A few feet away, a woman shouted in French for Wembanyama to turn. He obliged a couple of times and smiled for her photos. Aladji Sacko, 25, a Frenchman who now lives in New York, was standing next to the woman on his way home.

“I’ve only seen him on TV,” Sacko said as he grinned. A few minutes later he wove through the crowded car to sneak closer for a photo.

After the first stop, at 125th Street, Wembanyama found a seat. Two seats away, a woman’s headphones flashed colored lights.

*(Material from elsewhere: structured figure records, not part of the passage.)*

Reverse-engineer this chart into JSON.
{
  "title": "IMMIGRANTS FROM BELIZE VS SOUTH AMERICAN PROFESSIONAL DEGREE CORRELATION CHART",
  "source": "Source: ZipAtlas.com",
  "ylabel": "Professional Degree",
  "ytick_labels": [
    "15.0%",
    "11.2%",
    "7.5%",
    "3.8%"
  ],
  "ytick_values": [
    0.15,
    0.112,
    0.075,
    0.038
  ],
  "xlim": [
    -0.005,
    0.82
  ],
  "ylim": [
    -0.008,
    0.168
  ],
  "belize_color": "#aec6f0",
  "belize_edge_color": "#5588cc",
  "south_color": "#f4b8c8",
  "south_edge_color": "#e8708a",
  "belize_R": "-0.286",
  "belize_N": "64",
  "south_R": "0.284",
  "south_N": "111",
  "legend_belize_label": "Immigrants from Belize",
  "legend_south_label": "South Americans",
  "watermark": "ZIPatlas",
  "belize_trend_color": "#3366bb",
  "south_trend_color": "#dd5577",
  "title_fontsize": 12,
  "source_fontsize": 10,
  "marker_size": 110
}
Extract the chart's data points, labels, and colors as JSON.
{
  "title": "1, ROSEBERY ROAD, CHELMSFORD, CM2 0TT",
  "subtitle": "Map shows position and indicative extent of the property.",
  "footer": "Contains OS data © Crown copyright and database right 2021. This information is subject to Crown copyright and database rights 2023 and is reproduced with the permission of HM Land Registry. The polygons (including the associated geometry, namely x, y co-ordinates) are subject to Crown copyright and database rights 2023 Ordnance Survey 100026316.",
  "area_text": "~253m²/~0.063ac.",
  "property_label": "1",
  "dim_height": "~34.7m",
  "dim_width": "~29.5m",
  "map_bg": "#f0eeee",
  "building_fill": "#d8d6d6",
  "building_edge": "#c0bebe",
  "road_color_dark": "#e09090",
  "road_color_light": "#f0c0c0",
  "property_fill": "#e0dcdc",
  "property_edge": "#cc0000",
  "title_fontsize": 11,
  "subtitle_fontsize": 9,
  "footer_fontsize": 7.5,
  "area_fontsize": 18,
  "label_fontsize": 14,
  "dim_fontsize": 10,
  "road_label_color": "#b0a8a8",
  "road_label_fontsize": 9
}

She closed her eyes and ignored the commotion around her.

Wembanyama smiled as he sat, then spent most of the ride like anyone might — checking his phone, chatting with his companions. He did a short interview with the N.B.A.’s entertainment group, telling them he wished he had a chance to visit more of the city. After Thursday night, Wembanyama is expected to be whisked off to San Antonio.

It took four stops on the D train to go from Columbus Circle to Yankee Stadium. Wembanyama and his court left the train together, ascending a yellow-tiled stairwell into the Bronx. People driving and biking by Wembanyama yelled to get his attention. One person in a car shouted, “Go Spurs!” and Wembanyama smiled to acknowledge the cheer.

Fans waiting in line to enter Yankee Stadium grabbed their cellphones to record Wembanyama as he passed by, chattering excitedly about the N.B.A. draft.

Inside the stadium, Wembanyama spent some time in the dugout with Yankees catcher Jose Trevino, perhaps getting some advice on his impending pitch. Wembanyama fiddled with a baseball that looked like a golf ball in his outsize hands. He left the dugout to sign autographs and pose for pictures with children.

He still had more than an hour before his pitch.

When it was finally time, he clapped as he approached the mound. The crowd, still filling in, cheered to welcome him. Wembanyama wound up and threw the pitch too far outside for Yankees pitcher Clarke Schmidt, stationed behind home plate, to catch it.

Wembanyama shrugged, and then he laughed.